The Blond Monster actually looked away from Minecraft long enough to look at her, stunned, before laughing so hard he could hardly singsong back to her, “Denial of what’s real, no matter how ugly, is your biggest enemy!”

It was Imogene’s turn to be stunned.  Like, why was he effin’ telling her that?  She wasn’t playing Minecraft instead of changing a bed that was, like, cray cray gross and really needed to be changed.  Hopelessly puzzled, she could feel her expression change to what her father had always, like, actually thought was cute and called her puppy face.

At that The Blond Monster’s face changed too.  He wasn’t sneering anymore.  Even though she could see and hear that his latest skin on Minecraft had just died, he was still watching her.  “Do…do you like Minecraft?”

Not one, but two drops from the ceiling hit the side of her face, making her suddenly furious.  “What are you, some kind of noob?  Minecraft is so so so def not woke!”

The sneer, and a short snort of laughter were back.  “If Minecraft’s not woke, what the fuck are you?  Woke?”  He turned his back on her and went back to Minecraft.

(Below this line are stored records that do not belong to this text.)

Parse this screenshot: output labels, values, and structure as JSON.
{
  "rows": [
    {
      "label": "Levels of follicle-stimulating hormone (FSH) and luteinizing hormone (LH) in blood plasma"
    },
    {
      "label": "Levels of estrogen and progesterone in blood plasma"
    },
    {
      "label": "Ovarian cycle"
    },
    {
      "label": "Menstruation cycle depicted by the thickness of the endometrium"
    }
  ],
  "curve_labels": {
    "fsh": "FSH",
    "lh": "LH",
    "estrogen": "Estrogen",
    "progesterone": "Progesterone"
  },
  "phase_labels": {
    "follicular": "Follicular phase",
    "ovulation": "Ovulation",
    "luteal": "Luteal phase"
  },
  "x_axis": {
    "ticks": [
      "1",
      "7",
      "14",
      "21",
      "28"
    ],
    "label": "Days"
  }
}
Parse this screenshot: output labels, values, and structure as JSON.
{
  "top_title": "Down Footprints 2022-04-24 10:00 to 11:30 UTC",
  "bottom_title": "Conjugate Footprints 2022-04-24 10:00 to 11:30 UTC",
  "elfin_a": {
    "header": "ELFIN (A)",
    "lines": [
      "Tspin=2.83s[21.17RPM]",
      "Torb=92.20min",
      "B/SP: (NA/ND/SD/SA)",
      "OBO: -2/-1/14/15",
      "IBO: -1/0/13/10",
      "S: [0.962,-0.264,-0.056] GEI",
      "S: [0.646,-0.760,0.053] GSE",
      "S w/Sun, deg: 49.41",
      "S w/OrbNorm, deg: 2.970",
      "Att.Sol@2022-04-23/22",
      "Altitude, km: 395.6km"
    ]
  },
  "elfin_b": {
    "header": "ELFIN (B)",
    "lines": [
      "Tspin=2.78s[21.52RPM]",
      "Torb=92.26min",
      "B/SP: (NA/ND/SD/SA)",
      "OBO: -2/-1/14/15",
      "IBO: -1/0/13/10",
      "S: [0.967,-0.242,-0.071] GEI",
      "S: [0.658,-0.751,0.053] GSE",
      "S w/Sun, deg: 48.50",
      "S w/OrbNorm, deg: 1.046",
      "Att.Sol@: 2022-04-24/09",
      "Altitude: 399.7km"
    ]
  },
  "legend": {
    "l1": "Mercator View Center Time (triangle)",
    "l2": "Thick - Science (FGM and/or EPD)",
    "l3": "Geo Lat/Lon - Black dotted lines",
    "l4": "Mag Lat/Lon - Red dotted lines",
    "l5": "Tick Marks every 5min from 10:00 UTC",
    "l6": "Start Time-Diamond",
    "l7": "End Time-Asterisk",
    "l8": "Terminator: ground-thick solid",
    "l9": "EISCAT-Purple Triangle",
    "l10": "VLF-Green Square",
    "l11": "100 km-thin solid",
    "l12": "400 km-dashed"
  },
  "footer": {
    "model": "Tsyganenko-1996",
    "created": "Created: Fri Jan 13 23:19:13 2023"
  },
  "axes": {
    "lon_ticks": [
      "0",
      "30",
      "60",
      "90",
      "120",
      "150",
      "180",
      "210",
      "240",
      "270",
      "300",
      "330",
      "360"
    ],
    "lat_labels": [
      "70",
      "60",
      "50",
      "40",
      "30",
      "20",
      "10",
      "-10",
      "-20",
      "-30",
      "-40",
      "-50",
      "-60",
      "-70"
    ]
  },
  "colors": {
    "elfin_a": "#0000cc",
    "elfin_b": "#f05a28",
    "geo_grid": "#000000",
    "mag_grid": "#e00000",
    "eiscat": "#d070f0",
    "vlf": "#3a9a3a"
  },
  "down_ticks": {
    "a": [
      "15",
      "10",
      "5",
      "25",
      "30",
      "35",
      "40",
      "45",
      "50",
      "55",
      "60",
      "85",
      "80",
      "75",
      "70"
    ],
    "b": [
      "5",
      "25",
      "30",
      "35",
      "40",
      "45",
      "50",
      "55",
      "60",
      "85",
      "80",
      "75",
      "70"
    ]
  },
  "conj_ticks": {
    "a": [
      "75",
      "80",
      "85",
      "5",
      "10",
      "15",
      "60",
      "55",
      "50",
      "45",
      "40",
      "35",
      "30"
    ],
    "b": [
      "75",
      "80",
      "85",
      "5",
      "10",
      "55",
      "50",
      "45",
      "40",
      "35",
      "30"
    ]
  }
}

Tales of the Storage Space, Part 126

The Storage Space was appalled, simply appalled, watching poor Amelia do all the work now that its beloved Karen was gone.  Why even Sweater Woman, the supposed “cop” who seemed to have appointed herself Karen’s guardian angel, was currently absent.

Still…Amelia sang so sweetly while she worked.  Having spent the day with Bellini, she had finally arrived at his most enchanting aria, “Casta Diva” from Norma.  Even the tinny acoustics from all its corrugated metal walls resonated, a dreamy and thankfully subtle echoing as if she’d been singing in a canyon.

Until the subtle echoing of Amelia’s sweet voice suddenly turned into a perfectly dreadful clanging.  Why it was that oddly dressed Pat.  He’d just ripped a wall open with a crowbar!  Oh no!  Oh no, no, no!  Not that wall!  How had he known, who could have told him, that was the exact location of the old theatre’s most valuable possessions?

Karen…  The only person in all these long, lonely years who had ever heard the poor, long-suffering Storage Space share its secrets.  She had…she must have…betrayed it.

Amelia…racing toward the source of that horrid, horrid noise…had stopped singing.  It wouldn’t have mattered.  Even her magnificent voice couldn’t have reached the Storage Space now.

People.  Each and every one of them.  Even Amelia.  Even the dead ones like Edward and most particularly that rodent Irwin.  Even Bellini.  Even Puccini.  Even Karen…  Even…her

Nothing but a most hideous infestation that should have been exterminated immediately.  None of them, not a one, should ever have been allowed to draw a single one of their breaths.

It felt a vast, unimaginable cold creep steadily over everything it had once held dear.  Why revere the grand old theatre it used to be?  It had only been yet another vehicle for the use of…people.